Renzo Canavesi nel 2001 è stato condannato dal Tribunale di Enna a 2 anni di reclusione ed al pagamento di 40 miliardi di lire come risarcimento allo Stato italiano; ma ha opposto ricorso.
Orazio Di Simone e Robin Symes, sotto processo per traffici illeciti internazionali con un giro di diverse centinaia di milioni di dollari, forse miliardi.

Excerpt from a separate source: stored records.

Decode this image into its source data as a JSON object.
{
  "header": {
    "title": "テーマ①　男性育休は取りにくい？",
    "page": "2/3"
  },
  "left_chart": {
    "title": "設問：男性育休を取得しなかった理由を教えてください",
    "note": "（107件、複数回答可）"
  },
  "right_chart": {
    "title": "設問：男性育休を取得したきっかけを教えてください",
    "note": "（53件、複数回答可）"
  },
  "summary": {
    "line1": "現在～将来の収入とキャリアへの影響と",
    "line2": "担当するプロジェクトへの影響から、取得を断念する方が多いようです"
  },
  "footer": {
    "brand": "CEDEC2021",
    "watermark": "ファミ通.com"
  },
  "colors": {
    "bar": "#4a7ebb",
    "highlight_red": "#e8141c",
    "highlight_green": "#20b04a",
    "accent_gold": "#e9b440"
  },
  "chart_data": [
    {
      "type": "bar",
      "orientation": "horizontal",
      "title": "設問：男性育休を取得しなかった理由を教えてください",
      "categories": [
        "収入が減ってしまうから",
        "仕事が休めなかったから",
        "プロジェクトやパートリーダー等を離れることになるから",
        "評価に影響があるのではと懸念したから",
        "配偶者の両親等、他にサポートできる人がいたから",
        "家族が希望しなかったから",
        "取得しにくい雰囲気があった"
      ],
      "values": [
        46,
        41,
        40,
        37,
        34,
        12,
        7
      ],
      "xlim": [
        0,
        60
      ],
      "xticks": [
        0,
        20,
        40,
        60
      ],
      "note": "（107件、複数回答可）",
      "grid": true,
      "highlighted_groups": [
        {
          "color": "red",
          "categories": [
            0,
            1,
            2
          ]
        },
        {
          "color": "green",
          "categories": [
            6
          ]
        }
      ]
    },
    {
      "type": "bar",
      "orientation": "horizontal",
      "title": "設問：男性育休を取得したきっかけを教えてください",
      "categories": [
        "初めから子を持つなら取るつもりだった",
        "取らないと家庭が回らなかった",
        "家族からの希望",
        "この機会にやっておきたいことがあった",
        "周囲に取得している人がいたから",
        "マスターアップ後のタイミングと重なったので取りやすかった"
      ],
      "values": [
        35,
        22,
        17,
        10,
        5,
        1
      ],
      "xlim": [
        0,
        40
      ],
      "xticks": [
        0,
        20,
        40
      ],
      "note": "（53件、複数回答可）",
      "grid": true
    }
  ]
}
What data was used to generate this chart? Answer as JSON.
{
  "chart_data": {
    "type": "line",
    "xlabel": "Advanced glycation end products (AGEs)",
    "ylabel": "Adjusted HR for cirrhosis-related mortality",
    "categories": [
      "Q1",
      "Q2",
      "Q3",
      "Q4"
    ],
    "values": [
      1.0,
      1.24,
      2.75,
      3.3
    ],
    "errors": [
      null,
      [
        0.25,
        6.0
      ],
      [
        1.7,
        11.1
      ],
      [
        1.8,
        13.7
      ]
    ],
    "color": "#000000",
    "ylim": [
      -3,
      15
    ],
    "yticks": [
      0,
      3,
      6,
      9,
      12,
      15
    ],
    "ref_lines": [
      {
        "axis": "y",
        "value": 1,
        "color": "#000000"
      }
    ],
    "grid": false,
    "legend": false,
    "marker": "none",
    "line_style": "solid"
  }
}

E la nostra “Venere di Morgantina”?

È pure compresa nell’elenco sottoscritto nel 2007 e tutti dicono che dovrebbe rientrare in Italia entro il 2010, ma nel protocollo d’intesa prima citato – a meno che non siano intervenute modifiche successivamente – si legge testualmente:
5.1 Il Getty Trust trasferisce in proprietà alla Repubblica Italiana – Regione Sicilia la statua di culto acrolita di una dea, cosiddetta “Venere” o “Afrodite”, con testa, braccio destro e piede in marmo che il Ministero ritiene provenga dal sito archeologico di Morgantina (Sicilia, Italia) – (88.AA.76).
5.2 Il bene descritto al paragrafo 5.1 resterà presso il Getty Trust in prestito sino al 31 dicembre 2010 e sarà esposto con la legenda: “Lent by the Republic of Italy – Region of Sicily”.
Il che significa che non rientrerà in Italia “entro il 2010” ma dopo tale data.

Ma mi chiedo: dovremo dare ragione all’ex Direttore del Paul Getty Museum quando mi disse: “…Se non l’avessimo valorizzata noi, starebbe ora ad ingombrare qualche ammuffito sotterraneo dei vostri musei!”?